Popham was unable to give an exact tally of ministry resources working with producers, but says it’s “all hands on deck” as the province moves from flood response to recovery.
Just how much work remains to be done is visible at Kane Lake Ranch west of Merritt, where John and Kate Anderson run 250 head.
The extensive damage to Highway 8, including the loss of four bridges, didn’t impact their ranch directly, but they still have plenty of cleaning up to do. Riparian improvements helped protect their property but will also require costly repairs.
“We are in a better position than a lot of people,” John told Country Life in BC. “We’ve invested significantly over the last few decades building riparian fish-friendly habitat along the river. … That helped us significantly with the flood but there is a lot of damage.”

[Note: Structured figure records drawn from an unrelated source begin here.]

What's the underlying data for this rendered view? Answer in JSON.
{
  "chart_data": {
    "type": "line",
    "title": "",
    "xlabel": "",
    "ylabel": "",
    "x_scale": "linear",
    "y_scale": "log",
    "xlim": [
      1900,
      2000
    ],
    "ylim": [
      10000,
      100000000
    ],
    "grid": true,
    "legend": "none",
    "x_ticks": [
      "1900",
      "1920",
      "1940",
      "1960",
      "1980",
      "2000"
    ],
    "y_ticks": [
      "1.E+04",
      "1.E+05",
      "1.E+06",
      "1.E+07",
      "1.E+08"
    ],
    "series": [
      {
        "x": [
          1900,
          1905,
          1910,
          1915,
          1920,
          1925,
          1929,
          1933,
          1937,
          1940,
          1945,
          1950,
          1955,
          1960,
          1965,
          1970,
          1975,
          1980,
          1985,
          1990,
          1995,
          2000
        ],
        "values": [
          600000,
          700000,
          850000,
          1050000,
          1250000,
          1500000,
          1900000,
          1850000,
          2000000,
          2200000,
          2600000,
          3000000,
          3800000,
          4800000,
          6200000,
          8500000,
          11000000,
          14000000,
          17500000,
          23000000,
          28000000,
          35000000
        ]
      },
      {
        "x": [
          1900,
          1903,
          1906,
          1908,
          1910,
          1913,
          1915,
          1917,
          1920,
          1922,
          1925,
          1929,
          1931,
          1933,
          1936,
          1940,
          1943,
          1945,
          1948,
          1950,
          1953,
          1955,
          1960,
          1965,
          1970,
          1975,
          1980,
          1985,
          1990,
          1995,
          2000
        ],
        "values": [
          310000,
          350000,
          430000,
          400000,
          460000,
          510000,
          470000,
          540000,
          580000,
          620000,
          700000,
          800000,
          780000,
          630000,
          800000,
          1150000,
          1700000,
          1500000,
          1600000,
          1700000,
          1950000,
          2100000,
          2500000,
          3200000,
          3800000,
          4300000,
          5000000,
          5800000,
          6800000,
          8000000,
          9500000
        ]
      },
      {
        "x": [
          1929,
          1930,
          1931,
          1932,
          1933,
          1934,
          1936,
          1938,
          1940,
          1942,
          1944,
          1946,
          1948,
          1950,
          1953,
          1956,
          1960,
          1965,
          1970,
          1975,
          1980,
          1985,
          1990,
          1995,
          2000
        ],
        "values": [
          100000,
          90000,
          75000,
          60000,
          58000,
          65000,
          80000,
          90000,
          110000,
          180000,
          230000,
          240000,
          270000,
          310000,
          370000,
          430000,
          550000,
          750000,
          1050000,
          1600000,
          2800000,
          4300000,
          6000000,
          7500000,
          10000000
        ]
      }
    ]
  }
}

The flooding took out fencing along the river as well as the pumphouse for their irrigation lines. In addition, John estimates that between 400 and 500 tons of hay in the Nicola Valley was lost.
“People have lost hay that they can’t retrieve … and that’s on top of a drought year,” he says.
He says government needs to provide immediate help ensuring local ranchers have access to feed, but also make long-term changes that streamline regulations governing works in riparian areas that help make the landscape and ranches more resilient.
The agriculture ministry has said it is assessing the feed resources available to support ranchers. It is also allowing for late participation in the 2021 AgriStability program. Producers who were not enrolled by December 1 can now submit claims for this year through to the end of 2022.
BC is also working with Ottawa to develop an AgriRecovery program that will provide support to producers affected by flooding and mudslides.